Last but not least, the Oklahoma City Thunder looked worthy of the No. 2 ranking I gave them in the preseason power rankings by smoking Dwight Howard and the Orlando Magic in front of an audience that included commissioner David Stern, who had a doubleheader of his own yesterday when he watched the Mavericks raise their banner and then made the 2-hour drive north to OKC for the day’s second blowout.
From Josh Robbins of the Orlando Sentinel: “The Magic took a 18-11 lead with 7:44 remaining in the first quarter and then suddenly went cold. They missed 25 of their next 30 shot attempts, and they found themselves trailing 48-31 with 5:02 remaining in the second quarter. Their struggles worsened. After the Magic showed some fight and cut the Thunder lead to 64-54 with 7:53 left to play in the third, Orlando did not make another field goal until 7:57 remained in regulation.“I thought we played pretty well defensively in the second half, but offensively we just weren’t good all night,” coachStan Van Gundy said. “The first five minutes we were pretty good, and other than that, we just weren’t good.
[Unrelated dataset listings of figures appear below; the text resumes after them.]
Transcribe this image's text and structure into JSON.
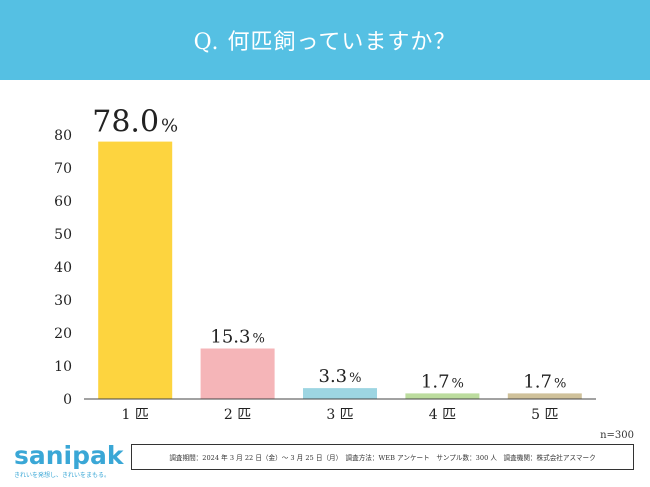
{
  "header": {
    "title": "Q. 何匹飼っていますか？"
  },
  "chart_data": {
    "type": "bar",
    "title": "Q. 何匹飼っていますか？",
    "categories": [
      "1 匹",
      "2 匹",
      "3 匹",
      "4 匹",
      "5 匹"
    ],
    "values": [
      78.0,
      15.3,
      3.3,
      1.7,
      1.7
    ],
    "value_labels": [
      "78.0",
      "15.3",
      "3.3",
      "1.7",
      "1.7"
    ],
    "value_unit": "%",
    "bar_colors": [
      "#fdd43f",
      "#f5b5b8",
      "#9dd5e2",
      "#bcdc9e",
      "#cfc19a"
    ],
    "ylim": [
      0,
      80
    ],
    "yticks": [
      0,
      10,
      20,
      30,
      40,
      50,
      60,
      70,
      80
    ],
    "xlabel": "",
    "ylabel": "",
    "grid": false,
    "legend": "none"
  },
  "sample_size": "n=300",
  "survey_note": "調査期間：2024 年 3 月 22 日（金）〜 3 月 25 日（月）　調査方法：WEB アンケート　サンプル数：300 人　調査機関：株式会社アスマーク",
  "logo": {
    "name": "sanipak",
    "tagline": "きれいを発想し、きれいをまもる。",
    "color": "#3aa7d6"
  }
}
We weren’t sharp. We didn’t execute.” Van Gundy did not like the pace of the offense. He did not like how players often settled for a shot after just one pass. He did not like his players’ screens, or lack thereof.”
Next, we’ll see how this performance influences Dwight Howard’s mindset. Everybody already knows he wants out of Orlando, and as Stern said while once again showing off his vocabular skills, it’ll play itself out.
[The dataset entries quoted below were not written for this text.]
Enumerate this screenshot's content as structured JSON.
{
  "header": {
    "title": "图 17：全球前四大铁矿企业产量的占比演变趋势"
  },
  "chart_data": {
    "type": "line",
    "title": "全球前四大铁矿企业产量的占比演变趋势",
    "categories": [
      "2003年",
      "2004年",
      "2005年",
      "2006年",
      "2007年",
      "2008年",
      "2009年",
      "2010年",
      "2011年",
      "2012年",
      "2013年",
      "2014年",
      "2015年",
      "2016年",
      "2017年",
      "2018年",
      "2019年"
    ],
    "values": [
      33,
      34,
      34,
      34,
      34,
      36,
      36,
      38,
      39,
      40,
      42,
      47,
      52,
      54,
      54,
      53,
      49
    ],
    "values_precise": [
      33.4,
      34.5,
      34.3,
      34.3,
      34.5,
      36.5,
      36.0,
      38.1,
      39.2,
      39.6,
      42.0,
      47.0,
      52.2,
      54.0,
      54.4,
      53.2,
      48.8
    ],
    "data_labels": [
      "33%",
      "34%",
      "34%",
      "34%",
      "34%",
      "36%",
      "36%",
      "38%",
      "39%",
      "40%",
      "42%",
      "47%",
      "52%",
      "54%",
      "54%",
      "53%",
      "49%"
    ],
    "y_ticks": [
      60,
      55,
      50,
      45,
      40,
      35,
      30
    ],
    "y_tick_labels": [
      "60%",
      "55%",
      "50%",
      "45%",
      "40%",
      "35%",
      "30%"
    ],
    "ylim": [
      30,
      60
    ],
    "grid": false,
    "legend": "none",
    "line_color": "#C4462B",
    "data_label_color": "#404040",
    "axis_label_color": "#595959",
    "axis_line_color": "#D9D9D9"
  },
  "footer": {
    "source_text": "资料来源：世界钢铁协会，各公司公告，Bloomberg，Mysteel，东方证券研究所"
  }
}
“That’s the beauty of the soap opera of basketball,” Stern said. “As in life, it’ll play out the way it plays out, and we’ll all be observers of it. I just don’t know. But, to me, I am of the view that when somebody has put in his years, so to speak, and he has earned his free agency, he’s free to decide where he’ll sign, and he’s not under a compunction under our system to re-sign with a team if he doesn’t want to. But how it plays out? We’ll all wait and see.”
Mark says
Chris: your analysis of the Clippers is shallow and beneath your enormous skills as a journalist. The Paul trade represents so much more than the immediate won loss record. It brought excitement to the franchise, and all but assured that Blake would remain a Clipper down the road. Further, the team is loaded with guards — and Bledsoe will be back — allowing them to make a deal to get needed big man depth. Of course, free agents will be more likely to look to the Clippers than they have in the past.
As for this year, the team does have some flaws. They need another rebounder. But Paul’s impact on the Hornets was unquestionable. The team tanked when he got hurt a few years ao and then rebounded to the playoffs when he returned. They should be good this year but their future (assuming people stay healthy) is even greater.